4

I am attempting to read data from the National Health Interview Survey in R: http://www.cdc.gov/nchs/nhis/nhis_2011_data_release.htm . The data is Sample Adult. The SAScii library actually has a function read.SAScii whose documentation has an example for the same data set I would like to use. The issue is it "doesn't work":

NHIS.11.samadult.SAS.read.in.instructions <- 
  "ftp://ftp.cdc.gov/pub/Health_Statistics/NCHS/Program_Code/NHIS/2011/SAMADULT.sas"
NHIS.11.samadult.file.location <- 
  "ftp://ftp.cdc.gov/pub/Health_Statistics/NCHS/Datasets/NHIS/2011/samadult.zip"

#store the NHIS file as an R data frame!
NHIS.11.samadult.df <- 
  read.SAScii ( 
    NHIS.11.samadult.file.location , 
    NHIS.11.samadult.SAS.read.in.instructions , 
    zipped = T, )

#or store the NHIS SAS import instructions for use in a 
#read.fwf function call outside of the read.SAScii function
NHIS.11.samadult.sas <- parse.SAScii( NHIS.11.samadult.SAS.read.in.instructions )

#save the data frame now for instantaneous loading later
save( NHIS.11.samadult.df , file = "NHIS.11.samadult.data.rda" )

However, when running it I get the error Error in toupper(SASinput) : invalid multibyte string 533.

Others on Stack Overflow with a similar error, but for functions such as read.delim and read.csv, have recommended to try changing the argument to fileEncoding="latin1" for example. The problem with read.SAScii is it has no such parameter fileEncoding.

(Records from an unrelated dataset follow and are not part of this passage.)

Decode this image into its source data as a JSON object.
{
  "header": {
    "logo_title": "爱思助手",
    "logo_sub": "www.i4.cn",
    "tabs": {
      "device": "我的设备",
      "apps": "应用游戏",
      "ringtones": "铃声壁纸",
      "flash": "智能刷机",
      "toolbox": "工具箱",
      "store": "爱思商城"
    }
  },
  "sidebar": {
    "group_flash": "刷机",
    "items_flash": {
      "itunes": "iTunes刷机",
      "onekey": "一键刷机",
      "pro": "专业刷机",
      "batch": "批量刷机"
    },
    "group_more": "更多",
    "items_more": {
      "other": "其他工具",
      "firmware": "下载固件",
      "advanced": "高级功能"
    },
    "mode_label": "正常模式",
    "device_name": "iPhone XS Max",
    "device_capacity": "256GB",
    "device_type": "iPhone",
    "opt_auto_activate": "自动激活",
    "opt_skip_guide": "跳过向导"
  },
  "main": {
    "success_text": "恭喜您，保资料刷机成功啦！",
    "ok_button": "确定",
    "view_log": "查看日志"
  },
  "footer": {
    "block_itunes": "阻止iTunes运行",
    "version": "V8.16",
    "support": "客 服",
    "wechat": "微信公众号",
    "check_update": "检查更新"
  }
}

See: R: invalid multibyte string and Invalid multibyte string in read.csv

Community
  • 1
  • 1
gbrlrz017
  • 199
  • 1
  • 1
  • 10
  • 2
    You might try the *haven* package. `install.packages("haven")` – Rich Scriven Dec 16 '15 at 06:25
  • Try to download it manually, unzip it, and hand both the `.dat` file and the `.sas` file directly to `read.SAScii()`. Takes forever, but works on my machine. – Felix Dec 16 '15 at 09:56
  • 1
    My hunch is that the error is caused by changes in `download.file()` to when `SAScii` was published. From the changelog of R. 3.2.3: "(Windows only) The default method for accessing URLs _via_ download.file() and url() has been changed to be "wininet" using Windows API calls. This changes the way proxies need to be set and security settings made: there have been some reports of ftp: sites being inaccessible under the new default method (but the previous methods remain available)." You may want to file a bug with the author of `SAScii`. – Felix Dec 16 '15 at 10:10
  • The following link gives examples for all three: http://blog.datacamp.com/r-data-import-tutorial/ – Marc in the box Dec 16 '15 at 11:59
  • Hi Everyone, as Felix recommended, I filed a bug with the author of `SAScii` and found that the solution was simply to run `options( encoding = "windows-1252" )` before anything. I assume this is because I am using Linux/Unix. – gbrlrz017 Dec 29 '15 at 05:25

1 Answers1

2

Just in case anyone has a similar problem, the issue and solution for me was to run options( encoding = "windows-1252" ) right before running the above code for read.SAScii since the ASCII file is meant for use in SAS and therefore on Windows. And I am using Linux.

The author of the SAScii library actually has another Github repository asdfree where he has working code for downloading CDC-NHIS datasets for all available years as well as as many other datasets from various surveys such as the American Housing Survey, FDA Drug Surveys, and many more.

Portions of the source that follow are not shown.